En concreto, la moneda digital cayó hasta los 63.000 dólares el día del inicio de los ataques, para luego rebotar con fuerza hacia los 70.000 dólares y consolidarse en torno a los 67.000 dólares en la jornada actual, tal como se aprecia en e siguiente l gráfico.
Este movimiento representa un aumento aproximado del 3% en los últimos siete días y es una señal de fortaleza relativa en medio del caos.
En paralelo, el oro —tradicional refugio en tiempos de incertidumbre— se mantiene por encima de los 5.000 dólares. Un impulso positivo que pone en evidencia la forma en que los inversores buscan activos alternativos ante la escalada bélica.
Esta dinámica se refleja también en los mercados tradicionales. Wall Street registró caídas el lunes 2 de marzo con la apertura, donde el S&P 500 y el Nasdaq retrocedieron alrededor del 0,8 %. Aunque ambos índices muestran signos de recuperación parcial en la jornada actual.

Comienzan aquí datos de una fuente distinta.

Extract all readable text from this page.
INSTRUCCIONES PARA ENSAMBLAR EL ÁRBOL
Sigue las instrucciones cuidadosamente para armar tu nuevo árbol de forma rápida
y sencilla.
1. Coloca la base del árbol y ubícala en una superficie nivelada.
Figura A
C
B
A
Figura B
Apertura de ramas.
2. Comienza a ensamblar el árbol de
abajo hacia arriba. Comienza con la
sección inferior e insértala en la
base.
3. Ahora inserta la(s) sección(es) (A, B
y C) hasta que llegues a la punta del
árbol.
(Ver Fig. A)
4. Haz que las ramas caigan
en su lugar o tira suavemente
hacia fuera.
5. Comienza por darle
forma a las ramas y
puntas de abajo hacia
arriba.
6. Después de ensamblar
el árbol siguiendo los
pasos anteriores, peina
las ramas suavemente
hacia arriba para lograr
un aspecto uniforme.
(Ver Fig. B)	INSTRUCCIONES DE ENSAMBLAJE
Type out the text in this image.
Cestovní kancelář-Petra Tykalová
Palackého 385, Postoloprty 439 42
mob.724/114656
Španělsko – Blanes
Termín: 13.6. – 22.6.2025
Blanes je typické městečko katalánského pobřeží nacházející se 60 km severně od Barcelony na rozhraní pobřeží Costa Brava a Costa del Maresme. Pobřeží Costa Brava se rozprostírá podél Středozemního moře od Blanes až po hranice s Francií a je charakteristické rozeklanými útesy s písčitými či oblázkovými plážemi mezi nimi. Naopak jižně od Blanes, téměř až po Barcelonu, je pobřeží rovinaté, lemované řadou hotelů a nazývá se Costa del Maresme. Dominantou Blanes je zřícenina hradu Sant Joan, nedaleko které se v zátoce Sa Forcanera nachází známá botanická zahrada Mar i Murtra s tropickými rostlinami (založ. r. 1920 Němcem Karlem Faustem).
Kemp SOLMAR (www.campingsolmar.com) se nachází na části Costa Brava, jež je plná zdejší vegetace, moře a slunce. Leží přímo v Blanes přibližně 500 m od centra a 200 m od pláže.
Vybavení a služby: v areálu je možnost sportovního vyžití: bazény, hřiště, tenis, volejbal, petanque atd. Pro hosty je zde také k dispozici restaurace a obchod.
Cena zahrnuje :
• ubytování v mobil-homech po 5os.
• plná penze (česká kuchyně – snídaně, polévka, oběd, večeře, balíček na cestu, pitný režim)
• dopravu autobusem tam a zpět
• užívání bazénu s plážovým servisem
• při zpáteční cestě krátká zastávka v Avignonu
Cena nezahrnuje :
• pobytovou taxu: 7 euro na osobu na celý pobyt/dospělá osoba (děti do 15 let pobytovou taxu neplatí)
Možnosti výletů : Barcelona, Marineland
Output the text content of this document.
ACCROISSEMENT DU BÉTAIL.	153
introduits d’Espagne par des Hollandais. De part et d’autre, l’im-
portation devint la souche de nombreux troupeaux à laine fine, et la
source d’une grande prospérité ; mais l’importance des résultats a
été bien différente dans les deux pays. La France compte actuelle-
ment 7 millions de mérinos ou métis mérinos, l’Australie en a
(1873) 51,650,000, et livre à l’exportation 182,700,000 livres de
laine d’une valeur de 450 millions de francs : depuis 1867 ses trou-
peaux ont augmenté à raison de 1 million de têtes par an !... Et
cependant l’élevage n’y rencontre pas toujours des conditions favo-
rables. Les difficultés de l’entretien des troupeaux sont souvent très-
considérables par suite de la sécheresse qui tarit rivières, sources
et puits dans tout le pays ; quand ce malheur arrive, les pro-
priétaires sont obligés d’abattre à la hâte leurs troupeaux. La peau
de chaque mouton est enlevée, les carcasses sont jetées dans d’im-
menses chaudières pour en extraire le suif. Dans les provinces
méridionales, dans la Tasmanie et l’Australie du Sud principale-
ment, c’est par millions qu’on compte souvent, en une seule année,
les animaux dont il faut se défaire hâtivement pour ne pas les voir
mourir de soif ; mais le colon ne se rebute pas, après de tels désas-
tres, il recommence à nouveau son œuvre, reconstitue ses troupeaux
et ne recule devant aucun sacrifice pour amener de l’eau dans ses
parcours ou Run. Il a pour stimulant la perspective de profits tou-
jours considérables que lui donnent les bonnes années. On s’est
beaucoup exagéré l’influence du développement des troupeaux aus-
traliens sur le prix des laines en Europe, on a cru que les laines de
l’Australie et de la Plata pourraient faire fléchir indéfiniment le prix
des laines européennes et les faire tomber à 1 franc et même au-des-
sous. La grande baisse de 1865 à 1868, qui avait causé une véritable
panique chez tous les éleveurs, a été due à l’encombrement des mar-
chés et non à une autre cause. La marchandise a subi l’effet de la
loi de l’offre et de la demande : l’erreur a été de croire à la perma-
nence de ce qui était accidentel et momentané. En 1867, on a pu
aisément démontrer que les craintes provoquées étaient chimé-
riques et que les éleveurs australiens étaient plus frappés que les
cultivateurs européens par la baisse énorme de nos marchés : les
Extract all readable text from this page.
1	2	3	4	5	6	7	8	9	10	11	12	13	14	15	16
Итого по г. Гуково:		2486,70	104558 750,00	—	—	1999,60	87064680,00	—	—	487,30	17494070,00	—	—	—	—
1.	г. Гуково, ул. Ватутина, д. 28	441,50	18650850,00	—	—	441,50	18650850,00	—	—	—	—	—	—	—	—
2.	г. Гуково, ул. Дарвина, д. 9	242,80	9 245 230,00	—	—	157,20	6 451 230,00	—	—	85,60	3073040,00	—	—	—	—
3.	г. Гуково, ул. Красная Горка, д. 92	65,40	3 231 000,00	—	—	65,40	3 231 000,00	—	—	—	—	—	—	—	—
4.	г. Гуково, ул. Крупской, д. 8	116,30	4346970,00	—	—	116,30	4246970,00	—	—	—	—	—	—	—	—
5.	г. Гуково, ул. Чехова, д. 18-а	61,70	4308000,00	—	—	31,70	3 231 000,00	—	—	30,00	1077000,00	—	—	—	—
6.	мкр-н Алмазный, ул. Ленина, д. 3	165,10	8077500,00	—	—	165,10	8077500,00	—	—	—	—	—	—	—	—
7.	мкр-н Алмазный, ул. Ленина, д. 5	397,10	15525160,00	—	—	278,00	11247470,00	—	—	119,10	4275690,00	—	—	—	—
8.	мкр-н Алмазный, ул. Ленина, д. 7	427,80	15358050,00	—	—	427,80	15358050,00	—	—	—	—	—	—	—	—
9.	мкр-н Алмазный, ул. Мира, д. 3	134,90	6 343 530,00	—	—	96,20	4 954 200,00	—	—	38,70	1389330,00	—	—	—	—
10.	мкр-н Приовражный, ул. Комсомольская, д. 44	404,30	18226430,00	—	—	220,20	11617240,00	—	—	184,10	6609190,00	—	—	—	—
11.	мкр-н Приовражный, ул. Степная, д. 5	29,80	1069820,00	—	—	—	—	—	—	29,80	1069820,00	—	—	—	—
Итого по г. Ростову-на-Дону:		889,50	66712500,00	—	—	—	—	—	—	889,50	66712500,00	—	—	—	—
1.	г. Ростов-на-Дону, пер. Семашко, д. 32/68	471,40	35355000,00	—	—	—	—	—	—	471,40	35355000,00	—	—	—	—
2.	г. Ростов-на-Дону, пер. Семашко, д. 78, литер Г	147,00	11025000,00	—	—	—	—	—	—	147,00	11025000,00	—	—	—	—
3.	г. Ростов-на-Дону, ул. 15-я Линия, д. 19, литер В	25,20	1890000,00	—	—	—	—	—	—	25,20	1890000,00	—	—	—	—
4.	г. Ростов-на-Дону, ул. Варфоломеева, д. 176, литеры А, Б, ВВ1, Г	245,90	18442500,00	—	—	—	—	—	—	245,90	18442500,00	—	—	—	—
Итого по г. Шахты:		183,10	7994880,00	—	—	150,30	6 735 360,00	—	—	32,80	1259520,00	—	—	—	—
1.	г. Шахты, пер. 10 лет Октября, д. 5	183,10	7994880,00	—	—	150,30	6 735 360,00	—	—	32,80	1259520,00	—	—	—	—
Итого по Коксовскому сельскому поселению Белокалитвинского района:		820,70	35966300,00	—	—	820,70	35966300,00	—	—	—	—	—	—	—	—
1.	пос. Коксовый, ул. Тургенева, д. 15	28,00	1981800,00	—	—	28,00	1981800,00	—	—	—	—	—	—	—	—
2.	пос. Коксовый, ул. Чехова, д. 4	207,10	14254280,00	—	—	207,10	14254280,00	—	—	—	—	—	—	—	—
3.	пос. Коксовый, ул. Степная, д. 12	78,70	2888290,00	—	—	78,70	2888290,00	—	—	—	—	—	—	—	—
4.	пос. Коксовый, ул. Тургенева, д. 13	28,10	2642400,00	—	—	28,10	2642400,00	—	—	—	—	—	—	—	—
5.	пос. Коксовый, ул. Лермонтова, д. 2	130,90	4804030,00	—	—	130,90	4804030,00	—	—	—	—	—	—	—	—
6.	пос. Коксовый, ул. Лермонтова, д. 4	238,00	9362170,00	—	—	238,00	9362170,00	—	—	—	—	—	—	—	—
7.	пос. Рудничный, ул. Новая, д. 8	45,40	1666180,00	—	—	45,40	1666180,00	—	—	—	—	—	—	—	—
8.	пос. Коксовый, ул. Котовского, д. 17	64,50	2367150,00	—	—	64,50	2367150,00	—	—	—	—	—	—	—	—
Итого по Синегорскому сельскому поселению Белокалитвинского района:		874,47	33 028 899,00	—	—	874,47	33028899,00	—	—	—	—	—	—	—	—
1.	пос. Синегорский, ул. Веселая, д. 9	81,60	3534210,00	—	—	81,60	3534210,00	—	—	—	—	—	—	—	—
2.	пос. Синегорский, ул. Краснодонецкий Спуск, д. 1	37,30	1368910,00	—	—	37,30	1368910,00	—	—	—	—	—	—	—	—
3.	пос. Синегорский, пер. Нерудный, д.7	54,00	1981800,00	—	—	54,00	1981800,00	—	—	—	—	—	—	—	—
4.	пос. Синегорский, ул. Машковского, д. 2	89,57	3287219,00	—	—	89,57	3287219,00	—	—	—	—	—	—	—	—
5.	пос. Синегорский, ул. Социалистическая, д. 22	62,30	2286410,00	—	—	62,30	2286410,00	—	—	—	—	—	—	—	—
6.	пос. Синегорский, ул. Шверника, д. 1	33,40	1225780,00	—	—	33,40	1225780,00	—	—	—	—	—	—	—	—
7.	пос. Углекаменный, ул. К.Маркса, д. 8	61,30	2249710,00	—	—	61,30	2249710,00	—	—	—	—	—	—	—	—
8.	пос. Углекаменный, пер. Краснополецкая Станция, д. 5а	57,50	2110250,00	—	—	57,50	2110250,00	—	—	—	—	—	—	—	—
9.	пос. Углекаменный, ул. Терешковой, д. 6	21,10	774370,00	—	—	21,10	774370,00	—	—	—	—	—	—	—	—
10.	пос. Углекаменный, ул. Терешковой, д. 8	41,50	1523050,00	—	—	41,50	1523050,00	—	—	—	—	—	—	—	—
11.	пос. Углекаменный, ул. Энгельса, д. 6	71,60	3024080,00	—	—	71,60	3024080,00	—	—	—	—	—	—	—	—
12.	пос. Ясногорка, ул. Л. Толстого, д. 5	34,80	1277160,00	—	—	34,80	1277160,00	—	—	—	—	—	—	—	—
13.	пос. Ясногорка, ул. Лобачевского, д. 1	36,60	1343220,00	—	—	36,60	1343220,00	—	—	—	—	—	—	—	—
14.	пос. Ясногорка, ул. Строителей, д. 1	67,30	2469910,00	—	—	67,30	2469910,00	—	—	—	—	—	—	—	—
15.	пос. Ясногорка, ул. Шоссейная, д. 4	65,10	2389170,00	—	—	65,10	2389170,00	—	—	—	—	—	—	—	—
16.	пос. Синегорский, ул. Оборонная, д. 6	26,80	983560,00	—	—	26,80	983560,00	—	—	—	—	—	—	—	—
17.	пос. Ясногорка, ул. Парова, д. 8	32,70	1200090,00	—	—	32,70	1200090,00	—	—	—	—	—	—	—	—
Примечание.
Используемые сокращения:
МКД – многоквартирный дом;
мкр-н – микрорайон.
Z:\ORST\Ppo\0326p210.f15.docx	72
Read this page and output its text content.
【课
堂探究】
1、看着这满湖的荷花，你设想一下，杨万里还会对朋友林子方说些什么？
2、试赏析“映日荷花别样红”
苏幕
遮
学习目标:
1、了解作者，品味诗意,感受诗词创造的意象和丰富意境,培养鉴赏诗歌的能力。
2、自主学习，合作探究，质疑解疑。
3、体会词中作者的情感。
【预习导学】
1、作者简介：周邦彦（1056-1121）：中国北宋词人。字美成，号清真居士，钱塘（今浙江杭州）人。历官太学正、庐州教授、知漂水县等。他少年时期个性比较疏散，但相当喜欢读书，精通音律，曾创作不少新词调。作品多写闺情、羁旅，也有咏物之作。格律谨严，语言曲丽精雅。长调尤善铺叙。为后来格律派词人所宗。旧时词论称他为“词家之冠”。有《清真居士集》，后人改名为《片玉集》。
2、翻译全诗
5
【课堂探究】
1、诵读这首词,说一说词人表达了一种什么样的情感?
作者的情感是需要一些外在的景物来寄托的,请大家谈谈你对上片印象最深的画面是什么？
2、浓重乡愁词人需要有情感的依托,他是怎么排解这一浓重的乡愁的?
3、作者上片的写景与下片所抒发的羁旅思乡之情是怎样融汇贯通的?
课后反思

Sin embargo, la conexión entre el frente bélico y los mercados financieros se hace aún más evidente al observar la crisis energética que genera el conflicto.
Se desata la crisis energética
El enfrentamiento, que ya entra en su cuarto día sin señales claras de desescalada, ha provocado una disrupción severa en el suministro global de petróleo. Esto, tras los ataques iraníes a infraestructuras clave y el bloqueo —o paralización por riesgo— del estrecho de Ormuz.
Se trata de un paso marítimo que es el único acceso desde el Golfo Pérsico al océano abierto, lo que lo convierte en uno de los puntos estratégicos más críticos del mundo. Por allí transita cerca del 20 % del petróleo global.
La situación ha imposibilitado las exportaciones para la mayoría de los países de la región, obligando a Arabia Saudita a explorar rutas alternativas con costos mucho más elevados.
Como consecuencia directa, el crudo Brent ha subido un 8% en las últimas sesiones, superando los 83 dólares por barril. Este es su nivel más alto desde inicios de 2025.
Bitcoin ha sido históricamente resistente
Este contexto de shock energético y riesgo inflacionario contrasta con el comportamiento histórico de bitcoin en crisis similares.
Como reportó CriptoNoticias, en abril de 2024 la moneda cayó un 7 % tras la escalada entre Israel e Irán; de igual forma, en febrero de 2022 el inicio de la invasión rusa a Ucrania llevó a BTC hasta los 34.000 dólares.
No obstante, en este episodio de 2026, bitcoin ha logrado sostenerse, e incluso mostrar mayor resiliencia que antes. Aunque se está en medio del desarrollo de las operaciones militares.
Esta fortaleza actual es muestra del doble rol que tiene de la moneda digital. Indica que, en tiempos de inestabilidad geopolítica extrema, los inversores perciben más a bitcoin como un refugio de valor comparable al oro. Dejan un poco de lado la visión de BTC como «activo de riesgo».
Se sabe, por ejemplo, que los iraníes han estado retirando BTC de los exchanges, acudiendo a la autocustodia como vía para enfrentar la crisis, y las restricciones de acceso al dinero fíat.
Aún así, la incertidumbre sobre el rumbo y la duración del conflicto persiste: el presidente de Estados Unidos, Donald Trump, ha señalado que las acciones bélicas podrían extenderse por cuatro semanas o más.
En este tiempo, existe también la posibilidad de que la estabilidad del activo no responda enteramente a su rol como «refugio», sino a una estrategia de espera por parte de los tenedores, quienes usualmente evitan ventas masivas a la expectativa de nuevos acontecimientos que podrían impulsar o bajar aún más el precio.